Salute

Allenarsi tanto permette di bere più alcolici?

Uno studio norvegese indaga sul rapporto tra fitness e alcol

Allenarsi tanto può permetterci qualche bicchiere di alcol in più? Una ricerca norvegese prova a rispondere con i numeri, e la risposta è più interessante, e più scomoda, di quanto sembri.

Allenarsi tanto permette di bere di più? Cosa dice lo studio norvegese

Dopo le feste è una domanda comune: se faccio molto sport, posso concedermi qualche bicchiere in più?
Uno studio norvegese di grandi dimensioni prova a rispondere con i dati, e la risposta è meno rassicurante di quanto si pensi.

La ricerca si basa sullo studio HUNT, uno dei più ampi studi di popolazione in Europa. I ricercatori hanno seguito 24.853 adulti sani per oltre 16 anni, osservando come cambiavano nel tempo consumo di alcol e fitness cardiorespiratoria, e come questi fattori influenzassero il rischio di morte.

Alcol e fitness: cosa hanno analizzato i ricercatori

I partecipanti sono stati valutati in due momenti a distanza di circa 10 anni (1995–97 e 2006–08).
In particolare, lo studio ha considerato:

  • Consumo di alcol: astemi, consumo entro i limiti (fino a 140 g a settimana per gli uomini e 70 g per le donne) oppure sopra i limiti
  • Fitness cardiorespiratoria: stimata con un modello validato.

L’obiettivo era capire se iniziare a bere, bere di più o smettere, insieme ai cambiamenti nella forma fisica, avesse un impatto sulla mortalità per tutte le cause.

Primo risultato: aumentare l’alcol aumenta il rischio di morte

Il primo messaggio è chiaro: bere di più non conviene.

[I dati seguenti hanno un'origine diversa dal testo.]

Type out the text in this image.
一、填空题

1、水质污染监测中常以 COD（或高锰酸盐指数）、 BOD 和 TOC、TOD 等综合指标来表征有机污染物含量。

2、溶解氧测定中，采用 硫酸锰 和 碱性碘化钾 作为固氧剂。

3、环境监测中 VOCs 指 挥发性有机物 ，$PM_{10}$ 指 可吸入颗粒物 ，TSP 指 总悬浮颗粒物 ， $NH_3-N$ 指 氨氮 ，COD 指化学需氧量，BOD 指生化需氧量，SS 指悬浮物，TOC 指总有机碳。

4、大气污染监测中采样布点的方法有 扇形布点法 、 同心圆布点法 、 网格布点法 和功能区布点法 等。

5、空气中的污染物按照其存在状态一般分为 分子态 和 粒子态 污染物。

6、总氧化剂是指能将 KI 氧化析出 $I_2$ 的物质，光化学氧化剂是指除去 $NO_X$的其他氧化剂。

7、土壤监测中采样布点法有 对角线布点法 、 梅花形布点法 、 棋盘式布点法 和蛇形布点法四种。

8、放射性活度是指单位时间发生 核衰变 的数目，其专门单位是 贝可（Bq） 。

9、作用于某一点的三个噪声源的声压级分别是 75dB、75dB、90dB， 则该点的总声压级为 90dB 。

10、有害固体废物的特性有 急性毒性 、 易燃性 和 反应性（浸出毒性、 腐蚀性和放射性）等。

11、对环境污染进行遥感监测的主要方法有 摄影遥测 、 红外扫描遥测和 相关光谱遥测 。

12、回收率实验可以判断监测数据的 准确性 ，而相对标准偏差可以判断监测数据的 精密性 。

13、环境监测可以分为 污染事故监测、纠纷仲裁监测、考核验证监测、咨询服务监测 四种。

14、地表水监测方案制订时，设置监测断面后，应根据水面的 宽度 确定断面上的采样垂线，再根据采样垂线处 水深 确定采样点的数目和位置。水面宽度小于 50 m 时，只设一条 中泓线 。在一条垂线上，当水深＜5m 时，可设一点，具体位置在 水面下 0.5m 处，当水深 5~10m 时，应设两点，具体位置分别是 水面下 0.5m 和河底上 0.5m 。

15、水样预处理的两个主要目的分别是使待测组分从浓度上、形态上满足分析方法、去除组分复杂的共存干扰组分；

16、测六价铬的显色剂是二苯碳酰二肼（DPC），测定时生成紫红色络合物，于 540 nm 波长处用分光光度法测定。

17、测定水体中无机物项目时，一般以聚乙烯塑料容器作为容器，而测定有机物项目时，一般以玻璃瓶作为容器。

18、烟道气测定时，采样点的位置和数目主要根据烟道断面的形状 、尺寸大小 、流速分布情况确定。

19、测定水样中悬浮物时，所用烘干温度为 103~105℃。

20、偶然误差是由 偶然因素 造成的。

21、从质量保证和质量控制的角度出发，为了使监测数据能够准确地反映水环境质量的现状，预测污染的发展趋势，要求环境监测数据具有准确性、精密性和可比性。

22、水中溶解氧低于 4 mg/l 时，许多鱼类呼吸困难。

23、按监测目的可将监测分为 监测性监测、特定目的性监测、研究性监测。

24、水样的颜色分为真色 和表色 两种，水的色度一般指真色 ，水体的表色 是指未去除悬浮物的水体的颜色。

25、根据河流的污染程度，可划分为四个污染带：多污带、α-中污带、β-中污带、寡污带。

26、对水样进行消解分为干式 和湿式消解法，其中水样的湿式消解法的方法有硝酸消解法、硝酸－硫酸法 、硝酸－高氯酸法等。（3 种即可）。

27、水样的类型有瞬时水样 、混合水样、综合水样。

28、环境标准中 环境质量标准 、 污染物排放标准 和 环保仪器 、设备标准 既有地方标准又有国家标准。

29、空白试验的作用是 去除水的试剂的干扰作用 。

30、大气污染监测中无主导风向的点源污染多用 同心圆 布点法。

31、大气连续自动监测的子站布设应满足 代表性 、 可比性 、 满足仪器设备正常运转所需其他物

Chi aumentava il consumo di alcol nel tempo mostrava un rischio di mortalità più elevato, anche se restava entro i limiti consigliati.

Un punto importante spesso frainteso: “entro i limiti” non significa “senza rischi”. L’Organizzazione Mondiale della Sanità ricorda che, soprattutto per il cancro, non esiste una soglia di consumo di alcol completamente sicura.

La fitness conta almeno quanto l’alcol (se non di più)

Il dato più forte dello studio riguarda la fitness cardiorespiratoria. Essere nel gruppo unfit si associa a un rischio di morte più alto anche se non si beve alcol.

Gli astemi con bassa fitness avevano un rischio di mortalità superiore del 65% rispetto a chi era astemio ma in buona forma fisica. Questo perché la fitness è un indicatore profondo di salute cardiovascolare, metabolica e infiammatoria.

In altre parole: non bere non basta se si è sedentari.

Allenarsi cancella i danni dell’alcol? No, ma può attenuarli

Il terzo messaggio è il più delicato: l’attività fisica non annulla gli effetti negativi dell’alcol, ma in parte può ridurne l’impatto sulla mortalità.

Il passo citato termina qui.